Objective: Pulse oximeters are increasingly used for patient monitoring; however, they are traditionally very prone to motion artifact. Newly developed instruments have lower false alarm rates. We wanted to know whether this is achieved at the expense of an increased proportion of false negative alarms such as missed or delayed identification of hypoxemia and/or bradycardia. Design: Observational study. Setting: Neonatal intensive care unit. Patients: A total of 17 unsedated preterm infants (median gestational age at birth, 25 wks; range, 24‐30 wks).

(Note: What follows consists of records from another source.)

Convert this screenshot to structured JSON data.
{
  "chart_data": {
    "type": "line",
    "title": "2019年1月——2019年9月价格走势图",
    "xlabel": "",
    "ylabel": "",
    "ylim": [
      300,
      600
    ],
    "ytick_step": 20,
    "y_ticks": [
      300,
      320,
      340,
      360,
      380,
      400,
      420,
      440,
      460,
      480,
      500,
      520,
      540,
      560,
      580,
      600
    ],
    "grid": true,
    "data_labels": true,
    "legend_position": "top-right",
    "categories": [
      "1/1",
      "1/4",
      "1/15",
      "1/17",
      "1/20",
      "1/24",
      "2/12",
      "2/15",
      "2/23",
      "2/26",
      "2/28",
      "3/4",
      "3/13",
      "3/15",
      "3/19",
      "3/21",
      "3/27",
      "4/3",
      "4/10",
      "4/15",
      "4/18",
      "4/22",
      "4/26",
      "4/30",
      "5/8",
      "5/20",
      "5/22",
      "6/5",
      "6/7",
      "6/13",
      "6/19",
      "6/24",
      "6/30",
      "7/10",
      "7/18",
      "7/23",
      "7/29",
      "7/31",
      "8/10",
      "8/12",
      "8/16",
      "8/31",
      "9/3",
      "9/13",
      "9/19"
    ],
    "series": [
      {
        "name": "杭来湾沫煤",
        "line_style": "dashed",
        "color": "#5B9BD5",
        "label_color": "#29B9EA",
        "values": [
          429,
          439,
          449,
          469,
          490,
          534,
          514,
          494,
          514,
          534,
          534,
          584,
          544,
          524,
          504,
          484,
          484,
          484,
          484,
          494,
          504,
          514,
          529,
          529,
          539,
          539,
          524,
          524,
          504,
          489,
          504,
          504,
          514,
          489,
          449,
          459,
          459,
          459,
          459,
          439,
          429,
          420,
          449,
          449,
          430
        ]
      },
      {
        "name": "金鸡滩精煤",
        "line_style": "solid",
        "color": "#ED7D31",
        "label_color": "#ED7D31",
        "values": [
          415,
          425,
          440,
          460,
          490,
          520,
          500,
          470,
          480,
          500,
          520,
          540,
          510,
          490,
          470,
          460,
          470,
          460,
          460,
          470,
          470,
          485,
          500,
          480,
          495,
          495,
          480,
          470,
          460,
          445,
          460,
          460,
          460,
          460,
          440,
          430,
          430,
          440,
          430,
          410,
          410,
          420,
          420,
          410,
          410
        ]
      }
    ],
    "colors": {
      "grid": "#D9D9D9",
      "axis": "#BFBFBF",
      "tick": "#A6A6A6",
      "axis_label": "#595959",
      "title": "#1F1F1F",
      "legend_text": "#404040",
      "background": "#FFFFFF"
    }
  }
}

Intervention: Long‐term recordings of transcutaneous partial pressure of oxygen (PTcO2), heart rate, pulse oximeter saturation (SpO2), and pulse rate from a conventional oximeter and two new generation oximeters. Measurements: Recordings were analyzed for episodes with PTcO2 <40 torr or with heart rate <80 beats/min for >5 secs. Hypoxemia was considered identified if SpO2 had fallen to <85% within 2 mins of PTcO2 reaching 40 torr, and bradycardia was considered identified if pulse rate had fallen to <80 beats/min within 2 mins of the heart rate reaching this threshold. Main Results: A total of 202 falls in PTcO2 to <40 torr occurred; 174 (86%) were identified by all three oximeters. Of the remaining episodes, manual analysis of red and infrared absorption signals confirmed that SpO2 had indeed been <85% for ≥10 secs in 11 episodes; therefore, these episodes should have been identified by all three oximeters. None of these had been missed by the conventional oximeter, but 10 (5.4% of the total) were missed by one of the new generation instruments (Nellcor), and one (0.5%) was missed by the other (Masimo). Of 54 bradycardias, only 14 were identified by all three oximeters; 17 (32%) were missed by the conventional, 37 (69%) by the Nellcor, and 4 (7%) by the Masimo instrument. Conclusion: One of the two new generation instruments investigated in this study missed 5.4% of hypoxemic episodes and 69% of bradycardias. It thus appears that this instrument's reduced false alarm rate is achieved at the expense of an unreliable and/or delayed identification of hypoxemia and bradycardia. The other instrument identified both conditions equally as or more reliably than a conventional pulse oximeter.